Zerbrechende Parteien und "unterjochte" Thüringer? Sieben Lehren aus der Wahl in Thüringen
Autor: Robert Wagner
Erfurt, Montag, 10. Februar 2020
Die Wellen nach der Ministerpräsidenten-Wahl in Thüringen, sie werden nicht kleiner. Am Montag muss Annegret Kramp-Karrenbauer ihren Hut nehmen. Welche Folgen hat die Wahl, welche Punkte fielen auf? Ein Kommentar.
Es ist erst wenige Tage her, da wurde Thomas Kemmerich (FDP) in Thüringen mit den Stimmen der AfD zum Ministerpräsidenten gewählt. Er war damit nicht nur der zweite FDP-Ministerpräsident überhaupt, er wird zudem als der Ministerpräsident mit der kürzesten Amtszeit in die Geschichte eingehen - vorausgesetzt er bleibt nicht mehr all zu lange als geschäftsführender Ministerpräsident im Amt.
In Thüringen war schnell klar: Eigentlich gibt es nur einen Ausweg. Die Ministerpräsidentenwahl des Thüringer Landtags hat jedoch vor allem ein politisches Beben ausgelöst, dass weit über die Landesgrenzen hinaus für Aufregung gesorgt hat - und noch immer politische Opfer fordert: Am Montag verkündete Annegret Kramp-Karrenbauer ihren Verzicht auf die Kanzlerkandidatur und den Rückzug vom Parteivorsitz.
Doch die Wahl hat noch mehr gezeigt: Welche Schlüsse kann man aus der Wahl in Thüringen ziehen? Welchen Einfluss hat die Wahl auf Franken und den Rest Deutschlands? Wir haben sieben Punkte gesammelt, die im Umgang mit Thüringen aufgefallen sind:
1. Die politische Elite ist erstaunlich unprofessionell - oder unsensibel
Die Wahl Kemmerichs lag nur wenige Minuten zurück - da ließ sich die Fränkin Dorothee Bär zu einem Glückwunsch-Tweet hinreißen. Es folgte ein Shitstorm, wenig später löschte Bär den Tweet. Markus Söder meldete sich wiederum wenige Minuten später zu Wort - und bezeichnete die Wahl Kemmerichs als großen Fehler.
Dorothee Bär reiht sich ein in einen ganzen Reigen namhafter Politiker, die jegliches politisches Fingerspitzengefühl vermissen lassen.

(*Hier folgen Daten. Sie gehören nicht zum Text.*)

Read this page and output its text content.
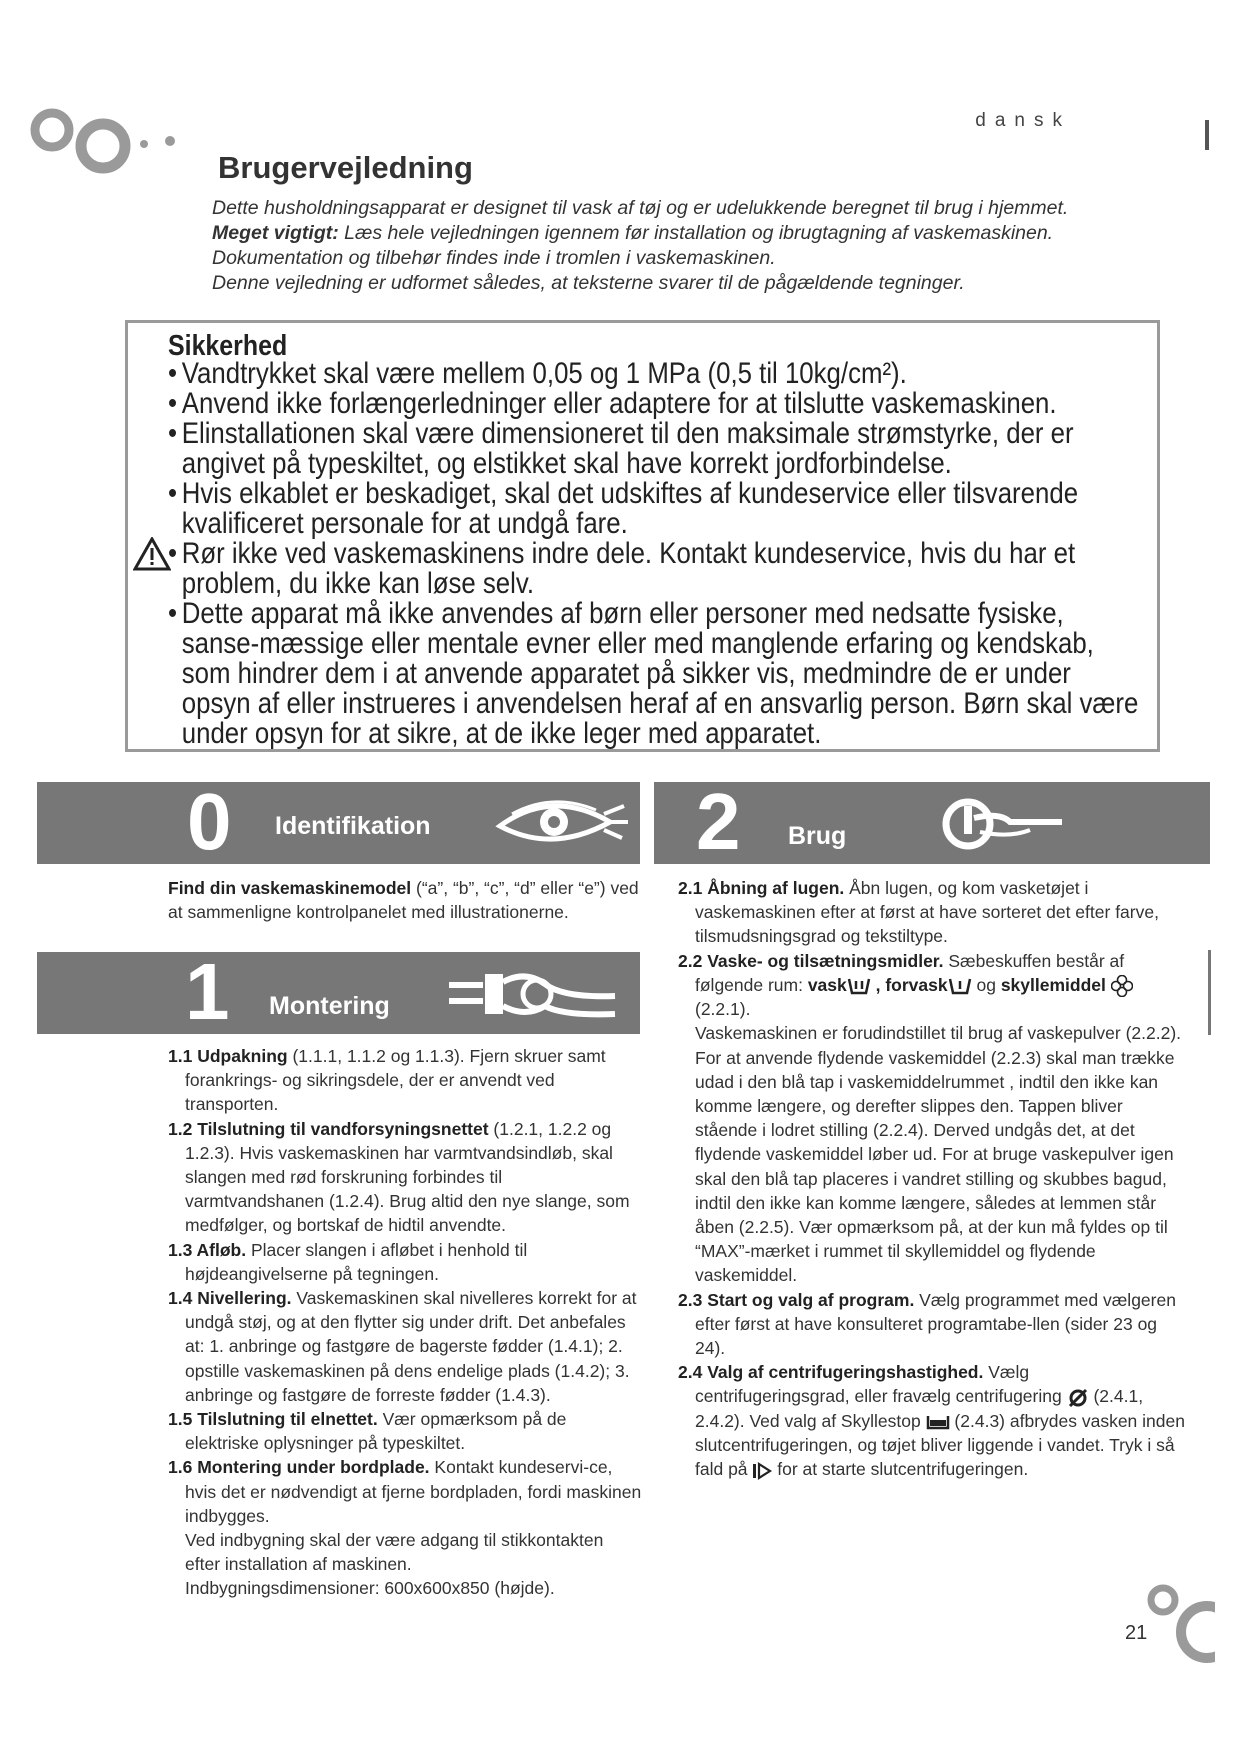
dansk
Brugervejledning
Dette husholdningsapparat er designet til vask af tøj og er udelukkende beregnet til brug i hjemmet.
Meget vigtigt: Læs hele vejledningen igennem før installation og ibrugtagning af vaskemaskinen.
Dokumentation og tilbehør findes inde i tromlen i vaskemaskinen.
Denne vejledning er udformet således, at teksterne svarer til de pågældende tegninger.
Sikkerhed
• Vandtrykket skal være mellem 0,05 og 1 MPa (0,5 til 10kg/cm²).
• Anvend ikke forlængerledninger eller adaptere for at tilslutte vaskemaskinen.
• Elinstallationen skal være dimensioneret til den maksimale strømstyrke, der er angivet på typeskiltet, og elstikket skal have korrekt jordforbindelse.
• Hvis elkablet er beskadiget, skal det udskiftes af kundeservice eller tilsvarende kvalificeret personale for at undgå fare.
• Rør ikke ved vaskemaskinens indre dele. Kontakt kundeservice, hvis du har et problem, du ikke kan løse selv.
• Dette apparat må ikke anvendes af børn eller personer med nedsatte fysiske, sanse-mæssige eller mentale evner eller med manglende erfaring og kendskab, som hindrer dem i at anvende apparatet på sikker vis, medmindre de er under opsyn af eller instrueres i anvendelsen heraf af en ansvarlig person. Børn skal være under opsyn for at sikre, at de ikke leger med apparatet.
0 Identifikation

Find din vaskemaskinemodel (“a”, “b”, “c”, “d” eller “e”) ved at sammenligne kontrolpanelet med illustrationerne.

1 Montering

1.1 Udpakning (1.1.1, 1.1.2 og 1.1.3). Fjern skruer samt forankrings- og sikringsdele, der er anvendt ved transporten.

1.2 Tilslutning til vandforsyningsnettet (1.2.1, 1.2.2 og 1.2.3). Hvis vaskemaskinen har varmtvandsindløb, skal slangen med rød forskruning forbindes til varmtvandshanen (1.2.4). Brug altid den nye slange, som medfølger, og bortskaf de hidtil anvendte.

1.3 Afløb. Placer slangen i afløbet i henhold til højdeangivelserne på tegningen.

1.4 Nivellering. Vaskemaskinen skal nivelleres korrekt for at undgå støj, og at den flytter sig under drift. Det anbefales at: 1. anbringe og fastgøre de bagerste fødder (1.4.1); 2. opstille vaskemaskinen på dens endelige plads (1.4.2); 3. anbringe og fastgøre de forreste fødder (1.4.3).

1.5 Tilslutning til elnettet. Vær opmærksom på de elektriske oplysninger på typeskiltet.

1.6 Montering under bordplade. Kontakt kundeservi-ce, hvis det er nødvendigt at fjerne bordpladen, fordi maskinen indbygges.

Ved indbygning skal der være adgang til stikkontakten efter installation af maskinen.

Indbygningsdimensioner: 600x600x850 (højde).

2 Brug

2.1 Åbning af lugen. Åbn lugen, og kom vasketøjet i vaskemaskinen efter at først at have sorteret det efter farve, tilsmudsningsgrad og tekstiltype.

2.2 Vaske- og tilsætningsmidler. Sæbeskuffen består af følgende rum: vask , forvask og skyllemiddel  (2.2.1).

Vaskemaskinen er forudindstillet til brug af vaskepulver (2.2.2).

For at anvende flydende vaskemiddel (2.2.3) skal man trække udad i den blå tap i vaskemiddelrummet , indtil den ikke kan komme længere, og derefter slippes den. Tappen bliver stående i lodret stilling (2.2.4). Derved undgås det, at det flydende vaskemiddel løber ud. For at bruge vaskepulver igen skal den blå tap placeres i vandret stilling og skubbes bagud, indtil den ikke kan komme længere, således at lemmen står åben (2.2.5). Vær opmærksom på, at der kun må fyldes op til “MAX”-mærket i rummet til skyllemiddel og flydende vaskemiddel.

2.3 Start og valg af program. Vælg programmet med vælgeren efter først at have konsulteret programtabe-llen (sider 23 og 24).

2.4 Valg af centrifugeringshastighed. Vælg centrifugeringsgrad, eller fravælg centrifugering  (2.4.1, 2.4.2). Ved valg af Skyllestop  (2.4.3) afbrydes vasken inden slutcentrifugeringen, og tøjet bliver liggende i vandet. Tryk i så fald på  for at starte slutcentrifugeringen.

21
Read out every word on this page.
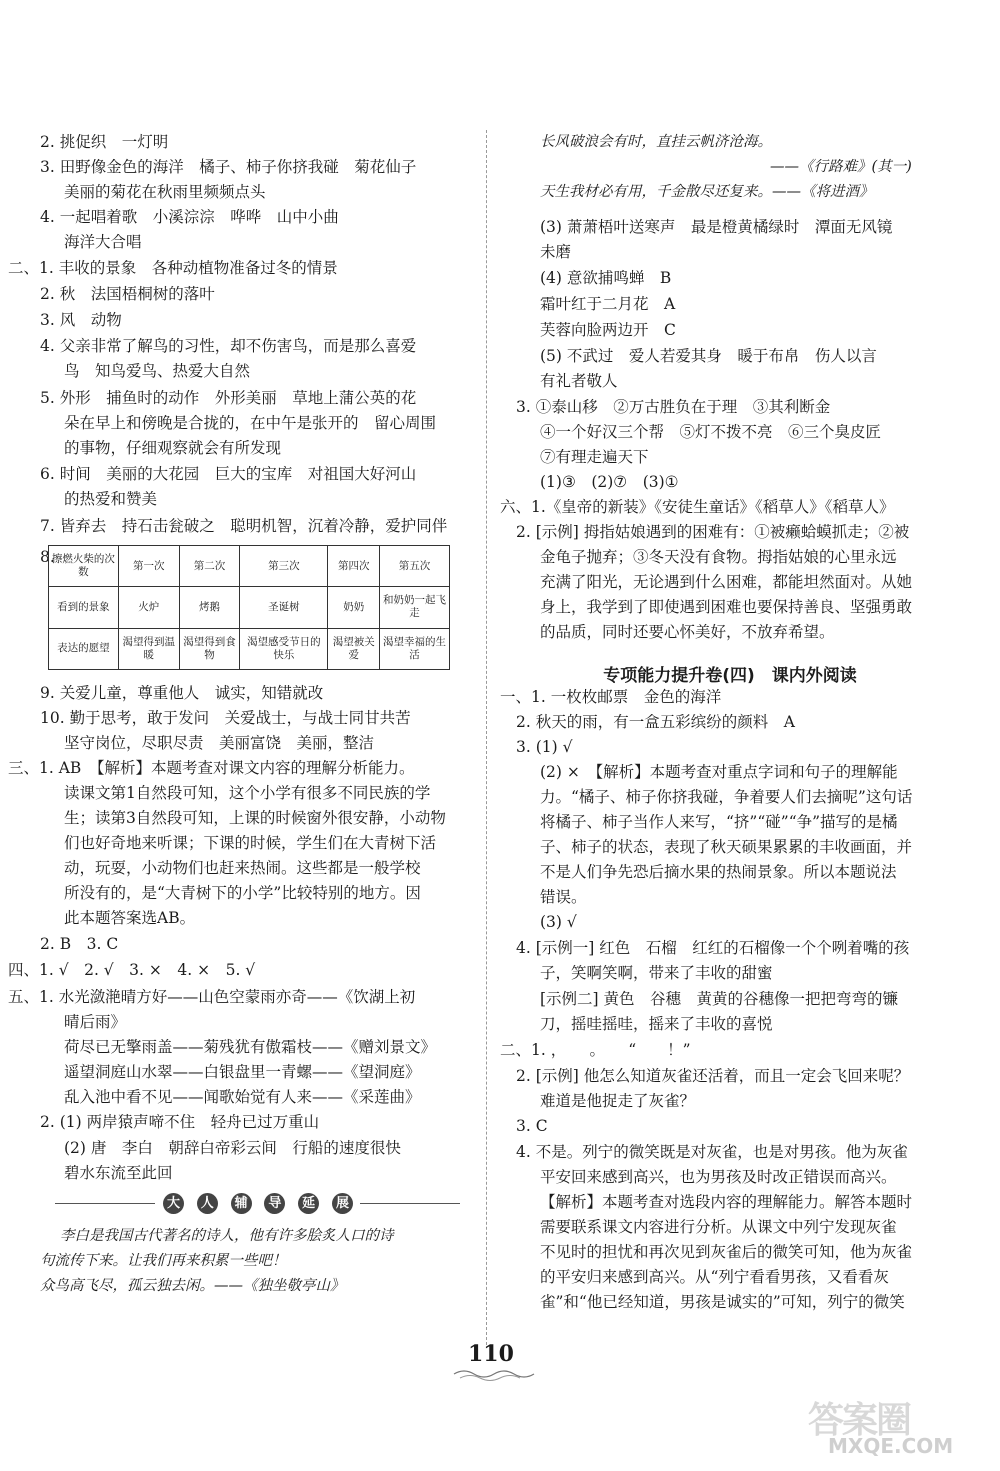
2. 挑促织　一灯明
3. 田野像金色的海洋　橘子、柿子你挤我碰　菊花仙子
美丽的菊花在秋雨里频频点头
4. 一起唱着歌　小溪淙淙　哗哗　山中小曲
海洋大合唱
二、1. 丰收的景象　各种动植物准备过冬的情景
2. 秋　法国梧桐树的落叶
3. 风　动物
4. 父亲非常了解鸟的习性，却不伤害鸟，而是那么喜爱
鸟　知鸟爱鸟、热爱大自然
5. 外形　捕鱼时的动作　外形美丽　草地上蒲公英的花
朵在早上和傍晚是合拢的，在中午是张开的　留心周围
的事物，仔细观察就会有所发现
6. 时间　美丽的大花园　巨大的宝库　对祖国大好河山
的热爱和赞美
7. 皆弃去　持石击瓮破之　聪明机智，沉着冷静，爱护同伴
8.
9. 关爱儿童，尊重他人　诚实，知错就改
10. 勤于思考，敢于发问　关爱战士，与战士同甘共苦
坚守岗位，尽职尽责　美丽富饶　美丽，整洁
三、1. AB　【解析】本题考查对课文内容的理解分析能力。
读课文第1自然段可知，这个小学有很多不同民族的学
生；读第3自然段可知，上课的时候窗外很安静，小动物
们也好奇地来听课；下课的时候，学生们在大青树下活
动，玩耍，小动物们也赶来热闹。这些都是一般学校
所没有的，是“大青树下的小学”比较特别的地方。因
此本题答案选AB。
2. B　3. C
四、1. √　2. √　3. ×　4. ×　5. √
五、1. 水光潋滟晴方好——山色空蒙雨亦奇——《饮湖上初
晴后雨》
荷尽已无擎雨盖——菊残犹有傲霜枝——《赠刘景文》
遥望洞庭山水翠——白银盘里一青螺——《望洞庭》
乱入池中看不见——闻歌始觉有人来——《采莲曲》
2. (1) 两岸猿声啼不住　轻舟已过万重山
(2) 唐　李白　朝辞白帝彩云间　行船的速度很快
碧水东流至此回
擦燃火柴的次数	第一次	第二次	第三次	第四次	第五次
看到的景象	火炉	烤鹅	圣诞树	奶奶	和奶奶一起飞走
表达的愿望	渴望得到温暖	渴望得到食物	渴望感受节日的快乐	渴望被关爱	渴望幸福的生活
大	人	辅	导	延	展
李白是我国古代著名的诗人，他有许多脍炙人口的诗
句流传下来。让我们再来积累一些吧！
众鸟高飞尽，孤云独去闲。——《独坐敬亭山》
专项能力提升卷(四)　课内外阅读
长风破浪会有时，直挂云帆济沧海。
——《行路难》(其一)
天生我材必有用，千金散尽还复来。——《将进酒》
(3) 萧萧梧叶送寒声　最是橙黄橘绿时　潭面无风镜
未磨
(4) 意欲捕鸣蝉　B
霜叶红于二月花　A
芙蓉向脸两边开　C
(5) 不武过　爱人若爱其身　暖于布帛　伤人以言
有礼者敬人
3. ①泰山移　②万古胜负在于理　③其利断金
④一个好汉三个帮　⑤灯不拨不亮　⑥三个臭皮匠
⑦有理走遍天下
(1)③　(2)⑦　(3)①
六、1.《皇帝的新装》《安徒生童话》《稻草人》《稻草人》
2. [示例] 拇指姑娘遇到的困难有：①被癞蛤蟆抓走；②被
金龟子抛弃；③冬天没有食物。拇指姑娘的心里永远
充满了阳光，无论遇到什么困难，都能坦然面对。从她
身上，我学到了即使遇到困难也要保持善良、坚强勇敢
的品质，同时还要心怀美好，不放弃希望。
一、1. 一枚枚邮票　金色的海洋
2. 秋天的雨，有一盒五彩缤纷的颜料　A
3. (1) √
(2) ×　【解析】本题考查对重点字词和句子的理解能
力。“橘子、柿子你挤我碰，争着要人们去摘呢”这句话
将橘子、柿子当作人来写，“挤”“碰”“争”描写的是橘
子、柿子的状态，表现了秋天硕果累累的丰收画面，并
不是人们争先恐后摘水果的热闹景象。所以本题说法
错误。
(3) √
4. [示例一] 红色　石榴　红红的石榴像一个个咧着嘴的孩
子，笑啊笑啊，带来了丰收的甜蜜
[示例二] 黄色　谷穗　黄黄的谷穗像一把把弯弯的镰
刀，摇哇摇哇，摇来了丰收的喜悦
二、1. ，　　。　　“　　！”
2. [示例] 他怎么知道灰雀还活着，而且一定会飞回来呢？
难道是他捉走了灰雀？
3. C
4. 不是。列宁的微笑既是对灰雀，也是对男孩。他为灰雀
平安回来感到高兴，也为男孩及时改正错误而高兴。
【解析】本题考查对选段内容的理解能力。解答本题时
需要联系课文内容进行分析。从课文中列宁发现灰雀
不见时的担忧和再次见到灰雀后的微笑可知，他为灰雀
的平安归来感到高兴。从“列宁看看男孩，又看看灰
雀”和“他已经知道，男孩是诚实的”可知，列宁的微笑
110
答案圈
MXQE.COM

Auch Merkels Ostbeauftragter Christian Hirte (CDU) muss nach seinem Lob für die Wahl in Thüringen seinen Platz räumen. Der Fall Wolfgang Kubicki (FDP) zeigt: Derzeit müssen viele Politiker (zurück-) rudern, um nicht politisch unterzugehen. Auch Kubicki hatte sich zunächst über den Wahlausgang in Thüringen gefreut.
2. Medienschelte und Ost-West-Probleme
Was für Politiker gilt, gilt auch für die Medien: Auch hier gab es einige Beispiele von Medienhäusern, die zunächst die Tragweite der Entwicklungen in Erfurt nicht erkannten - oder völlig verquer einschätzten. Ein besonders eklatantes Beispiel dafür ist Helmut Markwort: Der Mitherausgeber des Focus sitzt für die FDP im Bayerischen Landtag und wuchs zumindest zeitweise in Coburg - also unweit der thüringischen Grenze - auf. Markwort fiel am Wochenende mit der These auf, die Linke (als Weiterführung der SED) habe Thüringen "unterjocht".